Tanpa sadar jemarinya mulai
membuka-buka lagi buku dongeng ditangannya. Surat itu terselip di dua halaman
pertama.
Hari ini aku
bermimpi.
Aku bermimpi
menuliskan buku dongeng pertama ku.
Sejak kamu membuatkanku
ilustrasi-ilustrasi ini,
aku merasa
mimpiku semakin dekat.
Belum pernah
sedekat ini.
Hari ini aku
juga bermimpi.
Aku bermimpi
bisa selamanya menulis dongeng.
Aku bermimpi
bisa berbagi dunia itu bersama kamu dan ilustrasimu.
Bersama kamu,
aku tidak takut lagi menjadi pemimpi.
Bersama kamu,
aku ingin memberi judul bagi buku ini.
Karena
hanya bersama kamu, segalanya terasa dekat,
segala
sesuatunya ada, segala sesuatunya benar.
Dan Bumi
hanyalah sebutir debu di bawah telapak kaki kita.
Selamat Ulang Tahun.
Sejak Noni mengembalikan buku itu
padanya, Kugy belum pernah membaca kembali surat itu. Bukan karena benci. Tapi
hanya takut jika hati yang sudah susah payah dibangunnya untuk Remi menjadi
runtuh lagi. Walaupun semenjak pertemuannya kembali dengan Keenan, hatinya
mulai ambruk sedikit demi sedikit.
Tapi sekarang tidak ada salahnya
membaca kata-kata itu lagi. Tidak ada lagi hati yang yang perlu ia jaga. Ia
bahkan tidak tahu lagi bagaimana caranya merasa. Hatinya seperti dibungkus es.
Bebal. Tanpa rasa.
Menelusuri kalimat demi kalimat yang ia
tulis pada surat itu, membuat air matanya mengalir semakin deras.
Sekarang, entah bagaimana caranya ia
dapat meraih mimpi itu kembali.
~ ~ ~ ~ ~
Balkon belakang berbentuk bak beton itu
selalu menjadi tempat favoritnya. Dia bisa melakukan apa saja disana. Segala
sesuatu yang berhubungan dengan dunia khayalnya. Pikirannya bisa lepas dan
bebas. Kali ini ia sedang mencurahkan isi hatinya di selembar kertas. Kertas
yang nantinya akan ia bentuk menjadi perahu.

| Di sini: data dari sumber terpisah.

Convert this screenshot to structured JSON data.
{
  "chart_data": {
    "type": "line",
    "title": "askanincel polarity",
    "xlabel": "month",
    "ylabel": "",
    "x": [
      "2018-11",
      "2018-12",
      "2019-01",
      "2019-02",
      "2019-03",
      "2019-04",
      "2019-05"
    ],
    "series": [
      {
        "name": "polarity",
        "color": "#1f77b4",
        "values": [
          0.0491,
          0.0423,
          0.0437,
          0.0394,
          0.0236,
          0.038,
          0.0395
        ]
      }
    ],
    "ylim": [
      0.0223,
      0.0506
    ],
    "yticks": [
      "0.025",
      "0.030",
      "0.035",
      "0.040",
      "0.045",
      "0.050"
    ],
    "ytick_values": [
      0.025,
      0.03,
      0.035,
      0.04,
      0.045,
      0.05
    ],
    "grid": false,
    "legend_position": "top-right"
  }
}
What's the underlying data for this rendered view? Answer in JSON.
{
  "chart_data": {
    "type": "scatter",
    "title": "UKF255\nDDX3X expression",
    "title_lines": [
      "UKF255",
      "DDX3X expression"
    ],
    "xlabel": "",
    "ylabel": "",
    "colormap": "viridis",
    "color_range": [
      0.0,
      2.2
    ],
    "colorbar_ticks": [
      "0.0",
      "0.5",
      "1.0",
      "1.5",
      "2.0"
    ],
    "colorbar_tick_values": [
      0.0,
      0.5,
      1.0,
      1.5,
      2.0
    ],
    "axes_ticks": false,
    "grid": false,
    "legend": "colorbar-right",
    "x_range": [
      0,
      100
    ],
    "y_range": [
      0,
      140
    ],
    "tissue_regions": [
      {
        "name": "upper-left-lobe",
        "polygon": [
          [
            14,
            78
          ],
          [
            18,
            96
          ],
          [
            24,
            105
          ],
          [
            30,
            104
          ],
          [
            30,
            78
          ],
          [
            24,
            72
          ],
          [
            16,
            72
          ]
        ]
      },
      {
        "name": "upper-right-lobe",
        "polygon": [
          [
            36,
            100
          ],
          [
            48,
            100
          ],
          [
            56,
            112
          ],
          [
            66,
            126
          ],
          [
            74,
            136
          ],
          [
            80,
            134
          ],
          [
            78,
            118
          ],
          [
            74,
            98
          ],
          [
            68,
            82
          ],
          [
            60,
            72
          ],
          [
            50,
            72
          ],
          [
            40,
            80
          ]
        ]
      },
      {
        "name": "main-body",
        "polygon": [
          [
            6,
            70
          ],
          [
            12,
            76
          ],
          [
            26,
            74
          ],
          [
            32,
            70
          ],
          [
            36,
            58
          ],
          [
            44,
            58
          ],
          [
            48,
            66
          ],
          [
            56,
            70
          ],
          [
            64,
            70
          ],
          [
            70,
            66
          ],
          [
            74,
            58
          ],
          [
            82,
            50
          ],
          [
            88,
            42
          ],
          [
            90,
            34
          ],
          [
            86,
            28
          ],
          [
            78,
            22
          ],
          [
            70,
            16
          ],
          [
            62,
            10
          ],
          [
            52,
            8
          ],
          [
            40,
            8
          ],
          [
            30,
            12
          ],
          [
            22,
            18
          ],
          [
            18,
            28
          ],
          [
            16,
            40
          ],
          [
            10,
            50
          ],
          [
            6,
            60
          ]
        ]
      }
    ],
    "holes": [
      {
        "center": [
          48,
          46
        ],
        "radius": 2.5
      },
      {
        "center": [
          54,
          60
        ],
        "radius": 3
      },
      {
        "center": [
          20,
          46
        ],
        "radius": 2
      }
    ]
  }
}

“Gy..! Makan!” Terdengar teriakan Karel
dari bawah.
“Bentar kak..! Duluan aja!” balasnya.
Sudah tiga hari semenjak peristiwa
dengan Remi berlalu. Kugy memang memutuskan untuk menginap di rumah Karel. Mencoba mengumpulkan kekuatan. Begitu
jawabnya ketika Karel bertanya. Kemarin dia sudah menceritakan semuanya pada
Karel. Semuanya. Termasuk memperlihatkan buku dongeng dan surat itu. Dia sudah
merasa lebih lega. Karel memang pendengar dan penasehat terbaik baginya. Dengan
kata-katanya, Karel tidak membuatnya merasa terpojok atau dihakimi.
Suratnya sudah selesai. Sekarang
tinggal melipatnya menjadi perahu. Senyum tipis tergurat di wajah Kugy.
Membayangkan kembali betapa surat-suratnya untuk Neptunus selalu membantunya
untuk mangatasi kekacauan hatinya.
“Kak, aku ke sungai di belakang komplek
dulu ya..!” Sambil berlari ia menuruni tangga besi dan melesat keluar rumah.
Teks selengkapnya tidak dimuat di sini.